“Daddy, come under my bed!” my 4-year-old directed.
“Come on!” my 2-year-old copied.
I was nervous. The prestigious invitation to visit my daughters’ secret hideaway had never been extended to me before. My girls had built their base camp under our crib-turned toddler bed, and the exclusive club had always been off-limits to everyone – Mama and Dada included. Even during games of hide-and-go-seek or Marco-Polo, the imaginary doors remained locked for weeks. But now? Now I was invited. This was a big moment.
The constructed hangout was where my daughters went to escape from our rules; it was their immunity zone that fell out of any local jurisdiction. Two walls and a bed skirt blockaded all four sides, providing an invisibility cloak around the perimeter that separated my world from theirs.
“Follow me!” my older daughter cried out.
After her younger sister predictably echoed the directive once again, both girls dove underneath the bed, disappearing from sight. Unsure if I’d even fit, I laid on my back and slowly slithered myself, head first, toward the bed, gauging the overpass as I went, until the entire upper half of my body had safely worm-holed its way into my daughter’s separate dimension.
“Come all the way in Dada,” I heard from behind me.
“I’m in,” I lied, unable to move a whole lot further.
“Bring your legs in too!” she demanded, not to be taken for a fool.
I twisted at the waist and managed to bring one knee inside, which was apparently sufficient. It was a bit of a tight squeeze. But seeing my two daughters move around so easily in their den made it feel about ten times more expansive. It appeared as though my admittedly messy sweethearts intentionally kept things tidier there than in the rest of their bedroom.
I turned my head to the right and saw both of my girls on their hands and knees facing me, looking ecstatic to have their first house guest. Admittedly, I may have been more visibly excited than they were. My wide grin turned into a steady laugh when they began to show me around — and by show me around, that meant I moved my head in different directions to see their kid-cave.

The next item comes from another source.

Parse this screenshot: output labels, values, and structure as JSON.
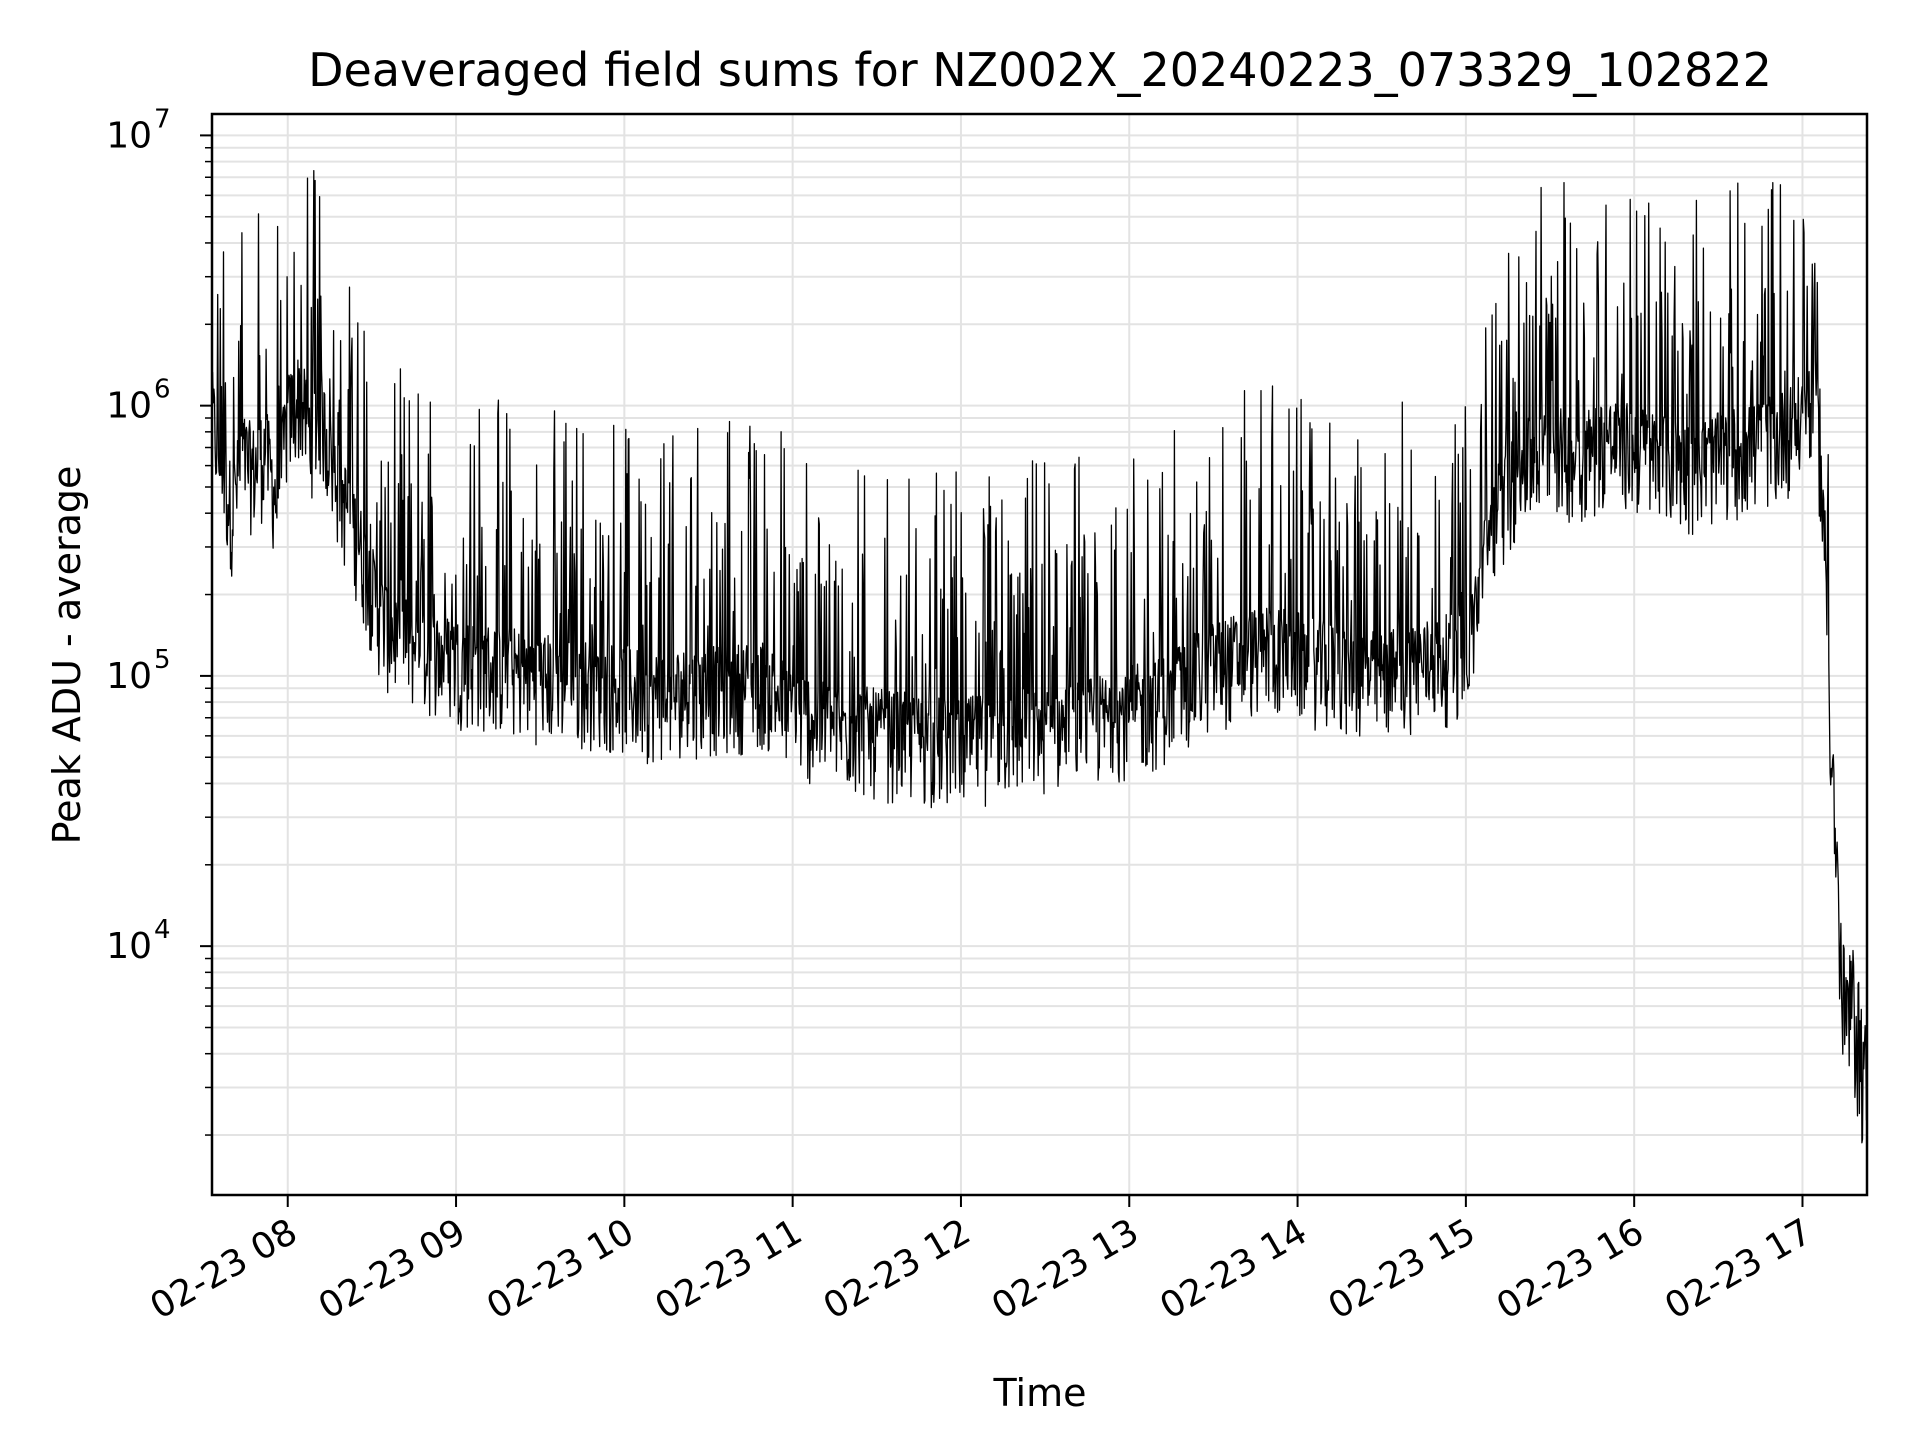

“Come here,” my oldest advised. She was tucked into the back corner next to a handful of toys that had gone missing a few months prior that we’d given up any hope of ever finding again. I wiggled my way in her direction.
“This is my bed,” she whispered, as she delightedly poked her finger at the underside of her mattress to let me in on the secret. I held her hand and pretended to be astonished.
“Oh, wow baby, this is so cool!” I said, scanning the area four inches above my face. “Pretty décor,” I joked.
“See my toys,” she interrupted.
It appeared that the placement of their toys had a purpose, at least in toddler logic. The toy trains, my lost golf ball, and a pink toy camera were some of their favorites; the ones they wanted to keep as far away from authority as possible were stuffed as deeply into the back corner as could be. A few stray pieces of pretend food and a wooden plate sat together near the entrance to the complex.
“Look at,” my 4-year-old proclaimed, as she showed me her stack of Lego Batman comic books tucked against the wall.
“Yook at!” my 2-year-old reflexively called out, wanting to be included. Even though she hasn’t mastered all of her pronunciations, she still instinctively copies everything her older sister says. I rolled my head to the left. She poked me in the forehead a couple times, then pointed to the wooden bottom side of the bed support, where a handful of stickers had been strategically applied.
“Are these yours?!” I asked, opening my eyes as widely as hers.
“Stickers,” she replied.
“Can I look over there?” I asked both of them, as I pointed to the end of the bed I hadn’t explored yet.
“Okay,” my oldest conceded, as if she hadn’t properly prepared it well enough for company. As I scooted in that direction on my back, slowly, my girls zoomed past me and tried to quickly spread a blanket.
Here, in this imaginary world, they were different. They had each laid claim to their own spot, and, even though my oldest was still the alpha, the dynamic between the two felt more cooperative than usual. They were both so proud of their cozy hide-out, where they knew their rules reigned supreme. I was the house guest that needed instruction. And they were happy to provide.
After a few minutes, my initial nervous energy had quickly transformed into pure happiness. My worries and responsibilities, too, remained outside of this small space. The scene of my kids playing adult had a way of muting the dialogue that typically distracts me. I focused on nothing else but my girls, because nothing else in the entire universe existed at that moment besides us.
Down there, my body twisted and crammed into this space, I was reminded of my formative years where my brother and I would build forts, cover them with blankets, and deem ourselves rulers of the land. It provided us a sense of control over our lives that wasn’t actually there. It was a place to escape, hide out, and feel as though we had already begun to build our own little place in the world, unaware that eventually we’d come full circle and miss the carefree days of yore.
My kids will always instinctively want their independence and this desire will only grow stronger as they age. And being invited into their version of independence was such a perfect moment. I could share in their world for a while, before it becomes closed off to me for good. They granted me access to their exclusive club, and I was so proud to be able to get a guided tour of the world of imagination I had forgotten.